Clinicians often consult clinical practice guidelines for recommendations regarding diagnostic and treatment options. Ideally, recommendations are based on the best available evidence, with the strength of the recommendation directly linked to the strength of the evidence. This should especially apply to cardiovascular disease guidelines, considering the relatively high volume of cardiology trials published in well-respected journals and over two billion dollars of NIH research funding allocated annually. Therefore, guidelines from the American Heart Association and American College of Cardiology (AHA/ACC) and European Society of Cardiology (ESC) published over the last decade were recently analyzed to determine the level of evidence supporting the many recommendations guiding current clinical practice.

This study examined 26 AHA/ACC guidelines and 25 ESC guidelines published from 2008-2018, which together provide over 6,000 recommendations. Of the nearly 3,000 recommendation statements from the AHA/ACC, 43.4 percent receive a Class I (strongest) recommendation, yet only 14.2 percent of these Class I recommendations were based on level A evidence (supported by data from multiple randomized trials or a single, large randomized trial) according to the ACC scale. The AHA/ACC guideline with the highest percentage of Class I recommendations supported by level A evidence (the updated blood cholesterol guideline) had just 35 percent of these recommendations supported by level A evidence. Eleven percent of 188 Class I general cardiology recommendations relevant to cardiologists are supported by level C evidence (which includes consensus expert opinion, mechanistic studies, and low-quality registry data). The European guidelines performed slightly better, with 21.5 percent of the Class I recommendations supported by level A evidence. For guidelines with current and prior versions available, both the AHA/ACC and ESC had a decline in the proportion of Class I recommendations supported by level A evidence over time, suggesting a shift towards evidence on intermediate or disease-oriented outcomes. A report published in JAMA in 2014 on the durability of AHA/ACC recommendations found that recommendations based on lower quality evidence were significantly more likely to be changed over time compared to those based on higher quality evidence.

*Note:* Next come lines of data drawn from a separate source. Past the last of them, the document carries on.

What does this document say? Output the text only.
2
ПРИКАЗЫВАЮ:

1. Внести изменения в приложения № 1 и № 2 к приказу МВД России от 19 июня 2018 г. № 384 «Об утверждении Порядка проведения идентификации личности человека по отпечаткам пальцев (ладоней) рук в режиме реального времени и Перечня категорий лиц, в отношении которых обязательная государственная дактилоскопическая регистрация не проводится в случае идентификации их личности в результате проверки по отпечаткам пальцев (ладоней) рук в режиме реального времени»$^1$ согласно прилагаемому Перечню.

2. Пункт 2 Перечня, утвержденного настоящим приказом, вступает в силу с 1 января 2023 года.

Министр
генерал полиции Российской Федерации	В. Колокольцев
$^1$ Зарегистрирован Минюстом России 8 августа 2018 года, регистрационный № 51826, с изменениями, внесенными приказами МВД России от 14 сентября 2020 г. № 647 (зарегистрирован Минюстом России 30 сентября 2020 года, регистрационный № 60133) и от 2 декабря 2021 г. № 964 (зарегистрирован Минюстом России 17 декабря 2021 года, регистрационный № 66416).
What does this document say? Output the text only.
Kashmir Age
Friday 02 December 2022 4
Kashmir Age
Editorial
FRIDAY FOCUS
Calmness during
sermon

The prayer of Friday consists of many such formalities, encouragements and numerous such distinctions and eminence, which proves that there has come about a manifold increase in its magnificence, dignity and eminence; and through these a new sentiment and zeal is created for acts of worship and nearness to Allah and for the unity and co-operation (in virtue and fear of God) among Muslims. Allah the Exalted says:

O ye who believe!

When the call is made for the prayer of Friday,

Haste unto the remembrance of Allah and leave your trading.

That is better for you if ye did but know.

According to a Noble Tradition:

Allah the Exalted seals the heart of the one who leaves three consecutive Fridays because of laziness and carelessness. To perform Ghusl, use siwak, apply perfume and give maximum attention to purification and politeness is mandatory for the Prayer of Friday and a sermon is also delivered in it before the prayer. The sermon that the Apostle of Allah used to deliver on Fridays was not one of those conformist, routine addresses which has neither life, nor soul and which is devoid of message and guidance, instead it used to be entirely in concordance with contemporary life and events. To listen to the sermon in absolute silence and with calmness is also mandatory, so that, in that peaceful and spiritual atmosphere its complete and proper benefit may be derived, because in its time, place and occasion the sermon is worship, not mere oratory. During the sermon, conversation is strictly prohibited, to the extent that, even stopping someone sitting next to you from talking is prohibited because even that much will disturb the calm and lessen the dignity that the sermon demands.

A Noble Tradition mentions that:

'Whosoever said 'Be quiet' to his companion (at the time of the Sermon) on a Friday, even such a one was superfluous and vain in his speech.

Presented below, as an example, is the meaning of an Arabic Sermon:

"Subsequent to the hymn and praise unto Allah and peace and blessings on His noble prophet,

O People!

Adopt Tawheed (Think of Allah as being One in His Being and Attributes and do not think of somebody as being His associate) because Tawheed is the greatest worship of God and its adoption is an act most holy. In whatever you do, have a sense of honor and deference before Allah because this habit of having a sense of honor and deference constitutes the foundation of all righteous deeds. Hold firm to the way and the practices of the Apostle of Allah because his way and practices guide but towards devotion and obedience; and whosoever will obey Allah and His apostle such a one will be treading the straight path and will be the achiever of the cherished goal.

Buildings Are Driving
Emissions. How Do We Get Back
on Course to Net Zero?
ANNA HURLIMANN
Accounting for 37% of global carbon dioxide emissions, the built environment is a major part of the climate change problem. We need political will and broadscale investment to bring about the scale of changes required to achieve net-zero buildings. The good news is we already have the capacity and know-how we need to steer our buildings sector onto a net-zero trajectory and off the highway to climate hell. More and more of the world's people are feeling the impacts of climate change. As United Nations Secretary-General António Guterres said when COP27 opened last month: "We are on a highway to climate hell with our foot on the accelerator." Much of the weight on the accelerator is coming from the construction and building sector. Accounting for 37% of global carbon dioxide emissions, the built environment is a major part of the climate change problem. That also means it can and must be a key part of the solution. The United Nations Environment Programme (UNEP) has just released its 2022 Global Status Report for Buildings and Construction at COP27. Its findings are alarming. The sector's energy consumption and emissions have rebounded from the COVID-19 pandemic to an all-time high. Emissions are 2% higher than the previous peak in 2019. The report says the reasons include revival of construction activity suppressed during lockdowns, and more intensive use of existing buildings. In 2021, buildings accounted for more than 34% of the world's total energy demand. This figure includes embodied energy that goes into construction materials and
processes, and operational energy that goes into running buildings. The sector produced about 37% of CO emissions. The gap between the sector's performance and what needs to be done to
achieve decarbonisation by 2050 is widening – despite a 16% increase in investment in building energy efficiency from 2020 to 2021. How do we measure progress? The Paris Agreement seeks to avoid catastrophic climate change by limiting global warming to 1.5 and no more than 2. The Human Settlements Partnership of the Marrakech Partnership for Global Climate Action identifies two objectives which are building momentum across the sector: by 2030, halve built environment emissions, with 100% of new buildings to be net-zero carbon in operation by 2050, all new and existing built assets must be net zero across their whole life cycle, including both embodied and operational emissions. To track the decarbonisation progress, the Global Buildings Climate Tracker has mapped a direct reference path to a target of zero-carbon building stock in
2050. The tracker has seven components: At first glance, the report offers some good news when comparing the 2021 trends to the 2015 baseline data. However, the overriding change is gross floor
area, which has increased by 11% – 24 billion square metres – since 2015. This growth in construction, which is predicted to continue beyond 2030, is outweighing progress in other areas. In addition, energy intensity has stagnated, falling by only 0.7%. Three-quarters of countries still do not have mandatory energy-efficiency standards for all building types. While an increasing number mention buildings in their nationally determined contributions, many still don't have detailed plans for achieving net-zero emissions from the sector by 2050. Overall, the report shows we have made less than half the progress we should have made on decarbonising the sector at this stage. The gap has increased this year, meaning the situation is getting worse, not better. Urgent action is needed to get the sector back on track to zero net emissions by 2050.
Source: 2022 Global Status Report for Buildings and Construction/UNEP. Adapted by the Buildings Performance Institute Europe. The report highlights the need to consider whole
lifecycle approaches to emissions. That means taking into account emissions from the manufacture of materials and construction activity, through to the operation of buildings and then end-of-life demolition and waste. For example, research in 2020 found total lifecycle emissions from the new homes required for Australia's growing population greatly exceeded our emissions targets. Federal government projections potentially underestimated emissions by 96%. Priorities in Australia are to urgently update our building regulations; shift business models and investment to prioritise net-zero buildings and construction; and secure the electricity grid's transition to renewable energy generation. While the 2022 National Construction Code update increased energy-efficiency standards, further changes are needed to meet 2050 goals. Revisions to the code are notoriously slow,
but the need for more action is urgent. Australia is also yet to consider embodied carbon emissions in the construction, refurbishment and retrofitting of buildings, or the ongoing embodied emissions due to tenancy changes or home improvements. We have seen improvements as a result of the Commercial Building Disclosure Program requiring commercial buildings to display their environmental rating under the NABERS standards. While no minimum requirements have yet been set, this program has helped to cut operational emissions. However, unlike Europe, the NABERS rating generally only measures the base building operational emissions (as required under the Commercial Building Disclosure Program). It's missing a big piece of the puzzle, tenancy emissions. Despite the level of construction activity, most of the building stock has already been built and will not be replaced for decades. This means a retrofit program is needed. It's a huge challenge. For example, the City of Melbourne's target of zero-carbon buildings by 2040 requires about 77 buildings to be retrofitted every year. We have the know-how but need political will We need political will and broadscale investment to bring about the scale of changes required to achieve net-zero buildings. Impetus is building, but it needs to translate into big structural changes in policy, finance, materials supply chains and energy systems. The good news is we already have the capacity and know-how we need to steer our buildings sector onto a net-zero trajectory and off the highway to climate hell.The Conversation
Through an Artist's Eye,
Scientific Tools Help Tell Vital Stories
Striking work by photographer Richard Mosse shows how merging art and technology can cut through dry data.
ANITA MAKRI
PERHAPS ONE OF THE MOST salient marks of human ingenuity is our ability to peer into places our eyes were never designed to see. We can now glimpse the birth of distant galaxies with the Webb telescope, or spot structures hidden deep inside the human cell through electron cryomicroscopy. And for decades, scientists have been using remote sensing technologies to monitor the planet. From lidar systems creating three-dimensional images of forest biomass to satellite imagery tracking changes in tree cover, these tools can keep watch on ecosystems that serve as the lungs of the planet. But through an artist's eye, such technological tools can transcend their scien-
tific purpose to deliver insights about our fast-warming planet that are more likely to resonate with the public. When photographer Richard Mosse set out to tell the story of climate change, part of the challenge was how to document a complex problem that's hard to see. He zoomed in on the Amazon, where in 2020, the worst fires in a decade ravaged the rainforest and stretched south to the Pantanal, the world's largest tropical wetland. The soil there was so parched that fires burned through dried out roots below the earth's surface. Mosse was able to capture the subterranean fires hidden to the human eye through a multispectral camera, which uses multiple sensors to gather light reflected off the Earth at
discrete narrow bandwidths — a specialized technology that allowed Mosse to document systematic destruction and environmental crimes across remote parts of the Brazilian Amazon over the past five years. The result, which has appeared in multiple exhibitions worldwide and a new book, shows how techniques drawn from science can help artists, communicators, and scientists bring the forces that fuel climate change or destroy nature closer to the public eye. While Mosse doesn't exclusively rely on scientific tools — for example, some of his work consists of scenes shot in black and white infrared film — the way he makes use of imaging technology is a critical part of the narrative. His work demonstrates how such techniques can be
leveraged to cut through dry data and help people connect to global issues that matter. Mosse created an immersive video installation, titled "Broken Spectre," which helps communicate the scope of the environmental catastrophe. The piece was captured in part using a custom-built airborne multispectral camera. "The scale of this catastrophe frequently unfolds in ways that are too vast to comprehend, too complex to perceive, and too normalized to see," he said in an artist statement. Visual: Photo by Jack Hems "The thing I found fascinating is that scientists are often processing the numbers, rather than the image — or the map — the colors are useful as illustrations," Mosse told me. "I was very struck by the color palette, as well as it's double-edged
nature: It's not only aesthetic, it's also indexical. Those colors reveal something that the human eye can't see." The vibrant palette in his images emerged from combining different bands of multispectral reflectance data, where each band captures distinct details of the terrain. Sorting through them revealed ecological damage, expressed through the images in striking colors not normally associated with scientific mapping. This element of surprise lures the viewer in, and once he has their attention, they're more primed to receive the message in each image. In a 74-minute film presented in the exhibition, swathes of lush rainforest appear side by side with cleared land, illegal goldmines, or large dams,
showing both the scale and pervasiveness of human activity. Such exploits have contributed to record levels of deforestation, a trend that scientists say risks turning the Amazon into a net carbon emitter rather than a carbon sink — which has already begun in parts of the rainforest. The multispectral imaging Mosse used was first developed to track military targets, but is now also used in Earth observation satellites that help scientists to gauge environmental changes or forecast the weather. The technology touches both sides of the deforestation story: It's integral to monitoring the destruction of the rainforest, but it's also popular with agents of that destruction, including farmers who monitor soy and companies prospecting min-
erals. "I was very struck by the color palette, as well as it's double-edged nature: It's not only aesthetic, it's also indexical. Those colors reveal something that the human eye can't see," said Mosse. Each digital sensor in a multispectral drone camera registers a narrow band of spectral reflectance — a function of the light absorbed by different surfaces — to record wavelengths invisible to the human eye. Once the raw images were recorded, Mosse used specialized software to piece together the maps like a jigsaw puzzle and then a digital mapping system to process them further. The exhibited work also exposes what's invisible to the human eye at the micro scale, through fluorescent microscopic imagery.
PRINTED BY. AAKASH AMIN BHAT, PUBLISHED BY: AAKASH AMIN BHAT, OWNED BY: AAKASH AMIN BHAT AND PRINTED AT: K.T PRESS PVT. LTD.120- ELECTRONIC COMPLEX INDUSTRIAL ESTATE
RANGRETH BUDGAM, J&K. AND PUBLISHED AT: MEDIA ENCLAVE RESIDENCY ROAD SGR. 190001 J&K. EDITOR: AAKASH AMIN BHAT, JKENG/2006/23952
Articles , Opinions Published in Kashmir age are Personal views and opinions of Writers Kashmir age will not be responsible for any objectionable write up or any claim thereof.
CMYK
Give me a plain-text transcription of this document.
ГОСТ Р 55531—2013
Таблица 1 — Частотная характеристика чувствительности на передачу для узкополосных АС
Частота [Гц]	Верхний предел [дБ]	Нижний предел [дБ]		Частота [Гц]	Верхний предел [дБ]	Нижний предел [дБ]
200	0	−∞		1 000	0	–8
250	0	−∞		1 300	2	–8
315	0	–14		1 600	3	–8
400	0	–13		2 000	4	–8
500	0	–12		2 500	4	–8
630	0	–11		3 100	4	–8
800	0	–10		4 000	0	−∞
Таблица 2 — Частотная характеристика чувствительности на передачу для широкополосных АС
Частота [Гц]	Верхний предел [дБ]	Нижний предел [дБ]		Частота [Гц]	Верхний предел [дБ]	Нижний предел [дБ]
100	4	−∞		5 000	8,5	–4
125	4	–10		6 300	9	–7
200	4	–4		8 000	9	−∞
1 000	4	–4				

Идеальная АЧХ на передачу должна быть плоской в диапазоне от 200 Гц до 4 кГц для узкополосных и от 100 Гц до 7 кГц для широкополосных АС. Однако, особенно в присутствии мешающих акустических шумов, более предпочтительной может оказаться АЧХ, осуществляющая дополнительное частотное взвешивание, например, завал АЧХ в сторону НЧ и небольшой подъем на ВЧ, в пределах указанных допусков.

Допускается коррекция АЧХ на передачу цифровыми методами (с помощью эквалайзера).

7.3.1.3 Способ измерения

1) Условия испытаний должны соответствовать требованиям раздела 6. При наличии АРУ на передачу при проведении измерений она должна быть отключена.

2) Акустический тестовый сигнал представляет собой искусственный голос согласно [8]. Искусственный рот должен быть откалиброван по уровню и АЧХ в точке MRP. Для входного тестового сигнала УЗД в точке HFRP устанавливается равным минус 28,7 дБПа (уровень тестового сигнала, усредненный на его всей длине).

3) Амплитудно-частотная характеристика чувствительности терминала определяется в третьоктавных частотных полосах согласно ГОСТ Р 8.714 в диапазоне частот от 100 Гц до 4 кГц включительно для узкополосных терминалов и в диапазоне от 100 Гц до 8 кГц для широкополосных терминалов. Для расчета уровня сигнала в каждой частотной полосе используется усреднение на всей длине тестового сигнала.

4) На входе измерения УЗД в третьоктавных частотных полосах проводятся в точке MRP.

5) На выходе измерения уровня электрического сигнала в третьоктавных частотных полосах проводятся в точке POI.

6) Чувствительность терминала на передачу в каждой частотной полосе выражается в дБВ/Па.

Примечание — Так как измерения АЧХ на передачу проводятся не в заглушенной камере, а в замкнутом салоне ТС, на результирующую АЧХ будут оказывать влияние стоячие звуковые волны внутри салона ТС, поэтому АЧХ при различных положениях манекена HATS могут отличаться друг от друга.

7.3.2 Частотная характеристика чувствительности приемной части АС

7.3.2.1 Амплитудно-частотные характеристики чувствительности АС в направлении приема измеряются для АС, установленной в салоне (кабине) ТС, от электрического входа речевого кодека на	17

Guidelines heavily impact clinical practice, standards of care, quality measures, and reimbursement from insurers. Intuitively, one would expect Class I recommendations to be supported by level A evidence, and many likely assume that they are. Instead, it appears that although the literature has grown, guideline authors continue to base many strong recommendations on expert opinion alone. This perpetuates a cycle in which clinical practice is driven by expert opinion and a pathophysiology-reasoned approach to care rather than by recommendations derived from high-quality clinical trial evidence. At a minimum, guideline recommendations should prioritize recommendations based on the highest quality evidence, and highlight the lack of data supporting recommendations based on expert opinion.